Tuesday, July 17, 2012

Christianity Must Be Secularized - and Liberated

That is the provocative thesis of a recent book by John Cobb, Spiritual Bankruptcy: A Prophetic Call to Action.  What does this mean?  Secularizing (a dynamic term) is contrasted with secularism on the one side and religion on the other (both of which are more static sounding terms).

Religion or religiousness tends to be supernaturalist and otherworldy to the point that it lessens concern for this world.  On the whole, it refuses to secularize its tradition.  It tends to be overly cautious about innovation and stubbornly, even unreasonably committed to the past (tradition, creeds, texts, historical individuals).  Innovation is something to be feared more than embraced.  It is constituted by an "us" vs. "them" way of thinking: we have it, they don't - we're in, they're out - we get it, they don't.

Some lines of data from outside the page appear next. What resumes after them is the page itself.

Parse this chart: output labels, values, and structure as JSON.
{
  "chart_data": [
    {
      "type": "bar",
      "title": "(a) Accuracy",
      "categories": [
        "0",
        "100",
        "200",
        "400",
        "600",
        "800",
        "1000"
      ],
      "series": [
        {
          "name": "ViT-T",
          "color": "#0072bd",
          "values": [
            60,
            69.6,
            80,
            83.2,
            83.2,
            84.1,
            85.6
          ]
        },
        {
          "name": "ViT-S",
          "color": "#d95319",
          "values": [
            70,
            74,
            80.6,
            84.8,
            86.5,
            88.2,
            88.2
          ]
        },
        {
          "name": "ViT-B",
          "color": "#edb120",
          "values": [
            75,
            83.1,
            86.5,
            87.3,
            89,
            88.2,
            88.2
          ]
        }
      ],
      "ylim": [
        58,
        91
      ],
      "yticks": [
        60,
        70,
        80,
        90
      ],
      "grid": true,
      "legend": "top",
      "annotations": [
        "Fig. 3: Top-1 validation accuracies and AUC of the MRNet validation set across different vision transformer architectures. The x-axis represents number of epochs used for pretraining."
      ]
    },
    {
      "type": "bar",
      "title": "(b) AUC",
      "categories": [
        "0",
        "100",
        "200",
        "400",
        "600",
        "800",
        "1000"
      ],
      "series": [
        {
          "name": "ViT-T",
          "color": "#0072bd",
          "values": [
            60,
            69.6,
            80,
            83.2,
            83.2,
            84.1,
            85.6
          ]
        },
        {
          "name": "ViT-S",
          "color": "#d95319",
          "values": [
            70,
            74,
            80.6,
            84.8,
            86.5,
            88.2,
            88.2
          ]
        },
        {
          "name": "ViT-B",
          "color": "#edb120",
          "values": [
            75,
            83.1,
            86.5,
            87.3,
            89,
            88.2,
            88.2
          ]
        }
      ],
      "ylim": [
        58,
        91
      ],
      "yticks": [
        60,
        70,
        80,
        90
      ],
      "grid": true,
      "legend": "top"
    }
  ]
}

Secularism is concerned almost exclusively with contemporary experience and understanding, especially through the sciences, philosophy, higher education, and economism.  It is concerned to define and categorize based on presently available information.  As such, it accumulates vast amounts of information but is "barren of wisdom" through the critical appropriation of a traditional body of knowledge.  Unlike secularizers, secularists are open to other Ways but committed to none of them.

Secularizers are those who are primarily concerned about making the world a better place for everyone to live in, but they do so with the knowledge resources of the past and present in dynamic interaction.  They are fully open to the influence of other Ways, other wisdom traditions, even as they commit to their own.  They affirm their tradition even as they understand that tradition itself to make a secularizing imperative: critical, reasonable appropriation and transformation rather than fearful, unreasonable, and stubborn commitment to past modes of thought, wisdom, and action. They embrace innovation in conversation with their own heritage.

The great secularizers (who Cobb makes a short list of that includes Plato, Aristotle, the Hebrew Prophets, Jesus, and Paul) agree that "It is possible to recover, refine, and reappropriate the wisdom of the past and clarify its relevance to the present...it does not discard the past, but it [does] not take any one past formulation as beyond further critical discussion.  On the contrary, thinkers critically examine the inherited ideas, clarify their valid meaning and use for life in the real world, and organize the resulting thoughts so as to ensure their mutual coherence."  As an example, Cobb points out that the true prophets (as opposed to the false prophets) were those who did not accept past formulations or the present culture on face value but "were the most critical of society and of the economy of the time and particularly of its religiousness."  Jesus was similarly extremely critical of the political-economic situation of his time, as well as the religious status quo.  He proclaimed and created alternative communities of nonviolent resistance against the Roman empire.  The way of Jesus drastically differed from the violent way of the Zealots as well as the way of other Jewish sects who avoided innovation in favor of reverent obedience to the past, even at the expense of human well-being in the present.

But secularizers, especially those from the First World, from the West, must also be committed to the revolutionary Pauline experience of radical conversion, rebirth, the absolute paradigm shift.  Why? Because they also recognize the possibility that many aspects of their heritage may be so profoundly mistaken and aligned with those in power rather than 'the least of these', the poor (who are consistently given a preferential option in the Bible while the rich on the other hand will not even be a part of the kingdom without giving up their possessions and exploitative way of life) that it might need to be trashed rather than merely fixed, so to speak.  A revolution comes from below rather than from above - a point that cannot be missed in any talk of 'revolution.'  Christian secularizers attempt to recognize their privileged positions and to respond accordingly to the voices of the oppressed, the colonized, the marginalized.  Especially in today's globalized economy - which is merely another disastrous stage in a long colonial project - those of us who are secularizing Christians must recognize the need for more radical revolutions than reformist projects, a more complete conversion in solidarity with the subaltern.  This is what it means, I believe, to be a disciple of Jesus today: a commitment to both secularizing and liberation.  We critically appropriate the wisdom of our tradition for the sake of the common good.  But we also live in the humble and even uneasy awareness that perhaps our vision of the 'common' good must be radically challenged from the perspective of those upon whose backs we have built our Western identities, our economic and national projects, and - dare I say it - even our religious tradition as received from Christendom to the present.